У Карри, правда, была еще одна козырная карта. Он перевел бывшего главного обвинителя Толли Уилсона на административную работу, а во главе бригады поставил молодого Джека Стрикленда. У того, конечно, не было такого опыта, как у Ричарда Хейнса, но работал он в том же стиле, напористо, обладал столь же богатым воображением, безошибочным инстинктом и проявлял такую же готовность смело бросаться в атаку, а в случае необходимости идти на хитрость, преодолевая все трудности и неожиданности на своем пути. Первым шагом Стрикленда было беспрецедентное решение использовать дорогостоящий компьютер для сбора и анализа сложных и запутанных показаний. Он нанял специалиста из Техасского университета в Сан-Антонио и попросил его разработать гигантские "технологические таблицы", которые, как он надеялся, помогут присяжным быстрее разобраться в хитросплетении свидетельских показаний. После этого он перешел к отбору жюри, которое оказалось самым неожиданным по своему составу за всю историю округа Таррент. Он отобрал именно те кандидатуры, которые обычно отбирались защитой. Как правило, обвинители почти автоматически отводят кандидатуры лиц, представляющих национальные меньшинства, так как опасаются, что те могут враждебно относиться к судебным властям из-за возможных преследований в прошлом. На сей раз, однако, среди присяжных оказались двое черных и один латиноамериканец. Из всех трех составов жюри на судебных процессах Каллена Дэвиса это был самый молодой: пять присяжных были в возрасте до 32 лет. Вместо того чтобы включить в состав жюри солидных и обеспеченных людей (так сказать, столпов общества), Стрикленд сделал все возможное, чтобы присяжными оказались лица, которые сами когда-то стали жертвами несправедливости или наговора.

Исходя из того, что вынесение обвиняемому оправдательного приговора практически невозможно, защита старалась отобрать таких кандидатов, которые разошлись бы во мнении.

Новый судебный процесс длился 15 недель. Хотя кое-кто и называл его третьим актом печальной саги о Каллене Дэвисе, суд был мало похож на предыдущие процессы. Заседания начались с опозданием на три недели, потому что защита никак не могла разыскать Пэта Бэрлсона — одного из своих главных свидетелей.

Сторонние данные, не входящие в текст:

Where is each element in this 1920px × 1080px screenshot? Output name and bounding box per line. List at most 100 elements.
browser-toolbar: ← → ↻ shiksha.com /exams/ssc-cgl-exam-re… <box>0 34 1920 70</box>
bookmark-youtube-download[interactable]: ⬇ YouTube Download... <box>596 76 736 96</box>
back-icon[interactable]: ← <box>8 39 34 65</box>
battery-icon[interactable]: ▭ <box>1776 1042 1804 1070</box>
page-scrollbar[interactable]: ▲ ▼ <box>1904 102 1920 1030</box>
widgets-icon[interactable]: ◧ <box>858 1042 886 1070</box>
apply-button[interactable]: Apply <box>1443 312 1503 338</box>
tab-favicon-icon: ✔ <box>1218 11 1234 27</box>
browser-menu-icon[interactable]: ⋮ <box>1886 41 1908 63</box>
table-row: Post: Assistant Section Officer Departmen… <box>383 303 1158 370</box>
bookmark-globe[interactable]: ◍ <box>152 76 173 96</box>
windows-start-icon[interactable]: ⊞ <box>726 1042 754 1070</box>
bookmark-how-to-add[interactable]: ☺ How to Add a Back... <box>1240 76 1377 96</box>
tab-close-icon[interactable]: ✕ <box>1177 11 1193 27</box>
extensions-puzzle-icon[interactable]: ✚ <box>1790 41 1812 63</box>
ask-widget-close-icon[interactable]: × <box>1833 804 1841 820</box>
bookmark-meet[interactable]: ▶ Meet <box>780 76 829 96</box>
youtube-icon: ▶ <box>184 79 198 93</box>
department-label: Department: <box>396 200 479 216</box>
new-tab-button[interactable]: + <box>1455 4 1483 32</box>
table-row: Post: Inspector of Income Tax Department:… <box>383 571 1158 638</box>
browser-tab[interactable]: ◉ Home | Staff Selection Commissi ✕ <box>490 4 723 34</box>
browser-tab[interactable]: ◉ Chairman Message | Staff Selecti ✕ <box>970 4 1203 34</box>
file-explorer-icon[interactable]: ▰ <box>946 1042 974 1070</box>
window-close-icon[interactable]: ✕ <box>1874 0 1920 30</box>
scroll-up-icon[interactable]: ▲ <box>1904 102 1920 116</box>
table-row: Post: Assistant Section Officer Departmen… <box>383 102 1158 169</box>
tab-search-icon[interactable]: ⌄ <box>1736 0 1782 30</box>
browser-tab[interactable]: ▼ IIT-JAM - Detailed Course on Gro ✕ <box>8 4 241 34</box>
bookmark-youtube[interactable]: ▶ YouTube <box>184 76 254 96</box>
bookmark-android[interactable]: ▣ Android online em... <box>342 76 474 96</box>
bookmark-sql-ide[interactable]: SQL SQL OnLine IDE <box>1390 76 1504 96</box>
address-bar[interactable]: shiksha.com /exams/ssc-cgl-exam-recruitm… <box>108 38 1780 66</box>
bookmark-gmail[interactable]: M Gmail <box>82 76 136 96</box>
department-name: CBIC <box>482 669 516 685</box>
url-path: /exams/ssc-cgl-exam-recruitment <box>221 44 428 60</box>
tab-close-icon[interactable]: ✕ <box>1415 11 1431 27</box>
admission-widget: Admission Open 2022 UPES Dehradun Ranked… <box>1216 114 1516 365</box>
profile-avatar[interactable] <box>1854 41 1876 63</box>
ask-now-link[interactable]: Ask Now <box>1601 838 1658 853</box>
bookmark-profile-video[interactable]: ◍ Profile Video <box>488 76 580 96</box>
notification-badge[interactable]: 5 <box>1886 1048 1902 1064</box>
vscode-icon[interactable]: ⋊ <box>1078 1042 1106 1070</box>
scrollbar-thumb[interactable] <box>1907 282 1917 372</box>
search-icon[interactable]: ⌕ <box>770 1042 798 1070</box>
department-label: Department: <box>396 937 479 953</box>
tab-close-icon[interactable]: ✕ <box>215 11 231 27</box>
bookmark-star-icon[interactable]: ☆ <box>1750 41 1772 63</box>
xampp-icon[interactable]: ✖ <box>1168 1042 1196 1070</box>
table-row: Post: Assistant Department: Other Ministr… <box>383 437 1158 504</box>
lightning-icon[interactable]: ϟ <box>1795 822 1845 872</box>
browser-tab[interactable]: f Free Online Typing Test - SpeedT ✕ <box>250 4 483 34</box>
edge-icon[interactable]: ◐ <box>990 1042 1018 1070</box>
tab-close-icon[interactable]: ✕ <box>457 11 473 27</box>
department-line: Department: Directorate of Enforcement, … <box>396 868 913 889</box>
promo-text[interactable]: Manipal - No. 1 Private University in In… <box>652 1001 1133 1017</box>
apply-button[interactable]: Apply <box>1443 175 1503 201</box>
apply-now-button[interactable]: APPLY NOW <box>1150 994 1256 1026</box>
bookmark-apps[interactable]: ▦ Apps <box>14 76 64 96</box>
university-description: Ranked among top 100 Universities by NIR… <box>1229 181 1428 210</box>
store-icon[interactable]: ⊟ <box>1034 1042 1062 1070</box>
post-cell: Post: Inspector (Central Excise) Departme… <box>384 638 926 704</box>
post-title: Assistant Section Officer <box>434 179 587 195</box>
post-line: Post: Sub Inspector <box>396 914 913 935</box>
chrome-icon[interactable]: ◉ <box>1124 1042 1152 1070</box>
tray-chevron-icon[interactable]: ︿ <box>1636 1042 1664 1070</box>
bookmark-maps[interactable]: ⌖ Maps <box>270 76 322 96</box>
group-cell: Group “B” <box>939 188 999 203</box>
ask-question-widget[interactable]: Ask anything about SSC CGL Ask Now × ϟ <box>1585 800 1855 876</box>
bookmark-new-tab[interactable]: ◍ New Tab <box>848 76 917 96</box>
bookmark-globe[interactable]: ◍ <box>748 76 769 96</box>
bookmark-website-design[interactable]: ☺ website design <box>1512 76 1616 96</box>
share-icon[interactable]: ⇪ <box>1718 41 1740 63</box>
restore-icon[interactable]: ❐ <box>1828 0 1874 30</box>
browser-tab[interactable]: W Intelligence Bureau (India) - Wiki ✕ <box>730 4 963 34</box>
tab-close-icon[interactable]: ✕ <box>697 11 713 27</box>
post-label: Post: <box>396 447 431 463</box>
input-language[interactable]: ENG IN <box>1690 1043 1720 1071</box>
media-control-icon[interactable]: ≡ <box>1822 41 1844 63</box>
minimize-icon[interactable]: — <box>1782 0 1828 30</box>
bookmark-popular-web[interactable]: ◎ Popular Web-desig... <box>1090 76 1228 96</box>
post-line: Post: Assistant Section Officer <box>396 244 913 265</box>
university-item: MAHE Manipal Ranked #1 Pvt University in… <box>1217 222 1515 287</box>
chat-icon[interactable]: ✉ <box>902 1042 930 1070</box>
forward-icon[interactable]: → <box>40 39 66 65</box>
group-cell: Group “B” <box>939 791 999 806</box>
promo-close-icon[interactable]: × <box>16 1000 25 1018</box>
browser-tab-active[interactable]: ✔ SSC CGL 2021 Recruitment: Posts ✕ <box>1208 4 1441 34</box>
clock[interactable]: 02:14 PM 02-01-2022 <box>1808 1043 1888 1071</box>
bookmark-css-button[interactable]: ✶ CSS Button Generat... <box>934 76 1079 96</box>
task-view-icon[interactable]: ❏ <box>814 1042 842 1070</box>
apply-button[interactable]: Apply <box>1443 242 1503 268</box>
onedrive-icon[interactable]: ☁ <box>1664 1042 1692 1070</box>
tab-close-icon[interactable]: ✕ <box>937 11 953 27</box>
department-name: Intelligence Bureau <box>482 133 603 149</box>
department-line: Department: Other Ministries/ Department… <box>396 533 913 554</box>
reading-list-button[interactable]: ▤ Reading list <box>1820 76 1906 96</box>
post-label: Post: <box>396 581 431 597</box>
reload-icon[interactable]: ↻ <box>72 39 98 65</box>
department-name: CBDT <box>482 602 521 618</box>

Этот человек (по утверждению защиты, один из трех заговорщиков, пытавшихся сфабриковать дело против Каллена Дэвиса) никак не мог оправиться после удара, пережитого им в Хьюстоне. Он потерял жену, семью, работу, уважение людей и наконец совсем исчез, забравшись так далеко, что даже специальная группа следователей, нанятая Калленом, не могла его отыскать. Защита мрачно намекнула, что на сей раз представит неоспоримые доказательства того, что Бэрлсон с самого начала находился на содержании у Присциллы. Среди репортеров распространился слух, будто сыщики Каллена обнаружили "сундуки с сокровищами", зарытые за охотничьим домиком Бэрлсона в горах на юго-востоке Оклахомы. Сундуки эти якобы были набиты нефритом, серебром и изделиями из слоновой кости, тайно вывезенными из особняка.

Однако все эти слухи развеялись как дым, когда как-то днем во время перерыва вооруженные охранники, с трудом продираясь сквозь толпу любопытных, втащили в зал суда два тяжеленных, ржавых и грязных армейских ящика для боеприпасов. "Сокровищами" оказались разбитый кувшин с коричневатой жидкостью, похожей на ржавую от табака воду, и записка, в которой говорилось, что всякий, кто притронется к содержимому ящиков, умрет страшной смертью от яда, не имеющего противоядия. Когда-то в ящиках хранились иностранные монеты и восточные статуэтки каратистов. Все это Бэрлсон собирал, когда служил на флоте и плавал по морям и океанам. Поскольку никто не представил доказательств, что в ящиках хранилось что-то еще, судья Грей отказался считать их вещественными доказательствами. Защите наконец-то удалось разыскать Пэта Бэрлсона, но она уже передумала и не стала вызывать его в суд в качестве свидетеля.

В конце сентября судебные заседания вновь были отложены на два дня в связи с тем, что одна из женщин-присяжных, отправившись во время уикенда за покупками, сломала себе ногу. Грей постановил, что суд будет продолжать работу без одного присяжного, что допускалось техасским законодательством. Вскоре после этого сам судья упал с лошади, сломав при этом два ребра и ключицу. Ему наложили гипс, и судебные заседания возобновились.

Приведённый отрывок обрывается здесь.